Manuel Ollé, autor de "Ne bis in idem y cosa juzgada en la extradición. Hacia un modelo dual de garantías en el Derecho español, europeo e internacional"

"Ne bis in idem y cosa juzgada en la extradición. Hacia un modelo dual de garantías en el Derecho español, europeo e internacional" es el título del libro firmado por el abogado barbastrense Manuel Ollé Sesé, que desarrolla la doctrina legal que preconiza que quien ha sido juzgado no puede ser entregado para someterse nuevamente a juicio. Un principio esencial del Estado de Derecho que somete a los sistemas jurídicos a pruebas del algodón por los déficits que se perciben en el ámbito de la cooperación penal internacional. Ha sido editado por la Atelier.

El jurista oscense sostiene que, mientras los ordenamientos nacionales protegen el efecto impeditivo expresado en la locución latina (ne bis in idem significa "no dos veces por lo mismo") en la postedad jurisdiccional interna, la garantía se debilita en los procedimientos de extradición y entrega. Y esta contradicción se deriva en que "la efectividad de los derechos fundamentales puede llegar a depender de la geografía de la cooperación penal y de las diferencias existentes entre sistemas jurídicos".

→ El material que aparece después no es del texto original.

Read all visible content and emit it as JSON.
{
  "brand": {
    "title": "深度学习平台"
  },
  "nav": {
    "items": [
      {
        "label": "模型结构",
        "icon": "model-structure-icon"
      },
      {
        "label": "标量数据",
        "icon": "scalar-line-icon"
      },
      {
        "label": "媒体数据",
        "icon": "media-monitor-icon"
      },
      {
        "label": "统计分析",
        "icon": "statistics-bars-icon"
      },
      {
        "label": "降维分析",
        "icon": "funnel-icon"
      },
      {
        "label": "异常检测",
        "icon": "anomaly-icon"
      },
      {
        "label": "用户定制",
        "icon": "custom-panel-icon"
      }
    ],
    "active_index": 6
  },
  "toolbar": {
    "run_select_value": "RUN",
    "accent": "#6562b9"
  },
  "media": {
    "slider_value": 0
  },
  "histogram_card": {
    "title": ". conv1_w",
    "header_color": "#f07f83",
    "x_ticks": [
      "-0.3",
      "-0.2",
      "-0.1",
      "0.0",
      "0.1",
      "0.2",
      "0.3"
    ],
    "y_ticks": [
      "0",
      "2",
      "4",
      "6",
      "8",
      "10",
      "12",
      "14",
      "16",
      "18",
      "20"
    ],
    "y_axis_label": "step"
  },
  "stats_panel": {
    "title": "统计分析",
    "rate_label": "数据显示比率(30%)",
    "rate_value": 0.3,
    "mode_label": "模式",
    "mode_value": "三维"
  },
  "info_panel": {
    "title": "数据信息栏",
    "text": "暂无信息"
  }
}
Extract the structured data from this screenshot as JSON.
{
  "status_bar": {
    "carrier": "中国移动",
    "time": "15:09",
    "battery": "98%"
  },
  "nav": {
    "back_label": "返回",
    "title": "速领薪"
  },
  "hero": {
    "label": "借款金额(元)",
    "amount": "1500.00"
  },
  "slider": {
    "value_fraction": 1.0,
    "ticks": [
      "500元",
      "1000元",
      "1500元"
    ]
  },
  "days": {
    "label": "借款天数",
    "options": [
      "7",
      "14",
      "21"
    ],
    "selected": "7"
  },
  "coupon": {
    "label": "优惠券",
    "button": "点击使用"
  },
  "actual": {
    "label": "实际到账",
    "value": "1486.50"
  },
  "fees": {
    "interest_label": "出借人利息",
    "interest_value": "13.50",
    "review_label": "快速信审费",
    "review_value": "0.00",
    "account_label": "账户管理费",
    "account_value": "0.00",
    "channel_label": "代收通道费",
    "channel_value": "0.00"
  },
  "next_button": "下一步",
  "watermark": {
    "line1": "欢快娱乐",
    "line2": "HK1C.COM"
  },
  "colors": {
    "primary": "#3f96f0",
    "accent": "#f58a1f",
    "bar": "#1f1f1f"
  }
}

La obra de Manuel Ollé Sesé reflexiona y concluye, en un proceso jurídico del nivel de su rigor contrastado en su acrisolada trayectoria tanto en España como en grandes causas internacionales, en torno a una asimetría del modelo dual de la cosa juzgada extradicional, de la dimensión material que impide la entrega cuando el poder punitivo ya ha sido ejercido definitivamente, por un lado, y por otro la dimensión procesal orientada a evitar la reiteración de solicitudes ya rechazadas por razones de fondo.

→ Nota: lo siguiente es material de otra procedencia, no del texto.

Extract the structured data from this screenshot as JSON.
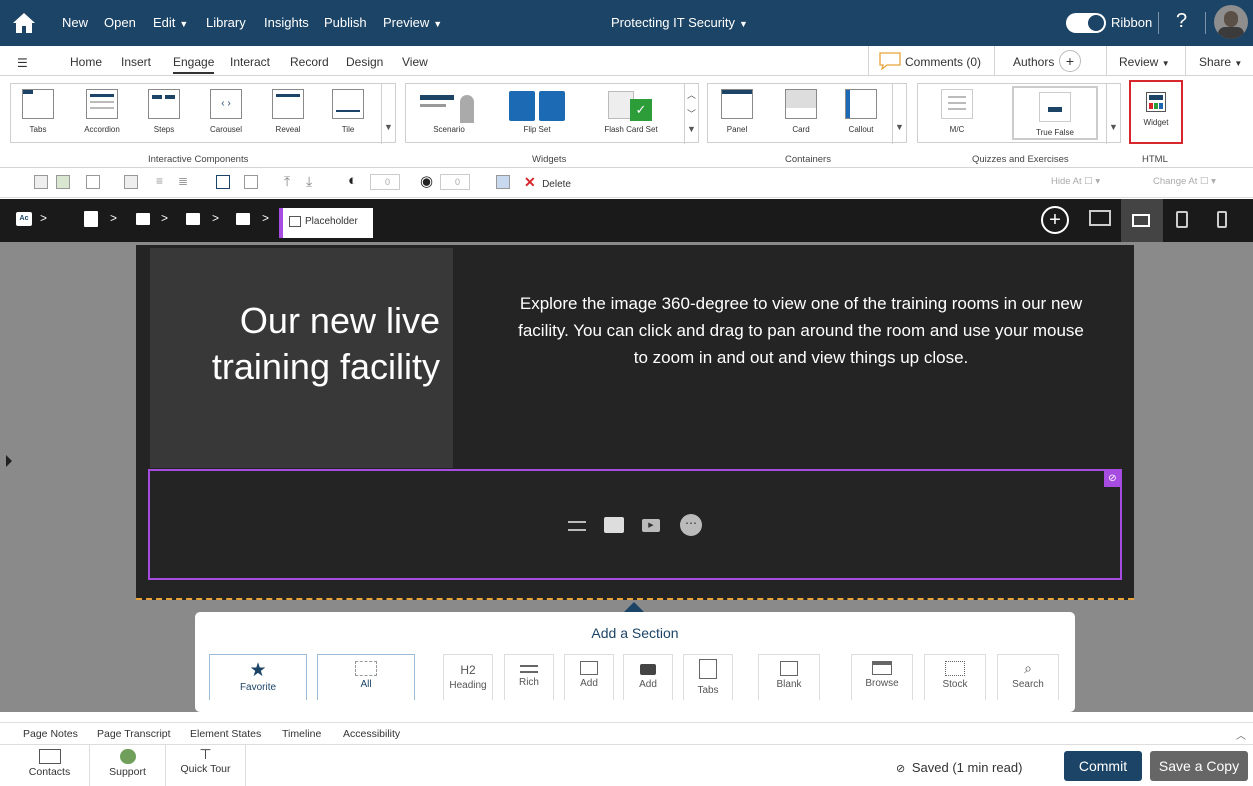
{
  "topbar": {
    "menu": [
      "New",
      "Open",
      "Edit",
      "Library",
      "Insights",
      "Publish",
      "Preview"
    ],
    "course_title": "Protecting IT Security",
    "ribbon_toggle_label": "Ribbon",
    "help": "?"
  },
  "tabs": [
    "Home",
    "Insert",
    "Engage",
    "Interact",
    "Record",
    "Design",
    "View"
  ],
  "active_tab": "Engage",
  "right_tabs": {
    "comments": "Comments (0)",
    "authors": "Authors",
    "review": "Review",
    "share": "Share"
  },
  "ribbon": {
    "interactive_components": {
      "label": "Interactive Components",
      "items": [
        "Tabs",
        "Accordion",
        "Steps",
        "Carousel",
        "Reveal",
        "Tile"
      ]
    },
    "widgets": {
      "label": "Widgets",
      "items": [
        "Scenario",
        "Flip Set",
        "Flash Card Set"
      ]
    },
    "containers": {
      "label": "Containers",
      "items": [
        "Panel",
        "Card",
        "Callout"
      ]
    },
    "quizzes": {
      "label": "Quizzes and Exercises",
      "items": [
        "M/C",
        "True False"
      ]
    },
    "html": {
      "label": "HTML",
      "items": [
        "Widget"
      ]
    }
  },
  "format_toolbar": {
    "spin1": "0",
    "spin2": "0",
    "delete_label": "Delete",
    "hide_at": "Hide At",
    "change_at": "Change At"
  },
  "breadcrumb": {
    "first_icon_text": "Ac",
    "last": "Placeholder"
  },
  "slide": {
    "heading": "Our new live training facility",
    "body": "Explore the image 360-degree to view one of the training rooms in our new facility. You can click and drag to pan around the room and use your mouse to zoom in and out and view things up close."
  },
  "add_section": {
    "title": "Add a Section",
    "items": [
      "Favorite",
      "All",
      "Heading",
      "Rich",
      "Add",
      "Add",
      "Tabs",
      "Blank",
      "Browse",
      "Stock",
      "Search"
    ],
    "heading_icon_text": "H2"
  },
  "page_notes_tabs": [
    "Page Notes",
    "Page Transcript",
    "Element States",
    "Timeline",
    "Accessibility"
  ],
  "footer": {
    "items": [
      "Contacts",
      "Support",
      "Quick Tour"
    ],
    "saved_status": "Saved (1 min read)",
    "commit": "Commit",
    "save_copy": "Save a Copy"
  },
  "colors": {
    "topbar": "#1c4466",
    "accent_purple": "#a64ce0",
    "highlight_red": "#d7262c",
    "commit_button": "#1c4466",
    "save_copy_button": "#666666"
  }
}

La de escritor es una de las múltiples facetas del barbastrense, conocido y reconocido por la enormidad de las causas internacionales en defensa de los derechos humanos, por la faceta más doméstica como partícipe de las tradiciones de Barbastro y, naturalmente, por su etapa al frente de la Fundación Alcoraz y la Sociedad Deportiva Huesca en la época más compleja de la historia del club, resuelta tras un aluvión de obstáculos con paciencia, firmeza, rigor y acierto.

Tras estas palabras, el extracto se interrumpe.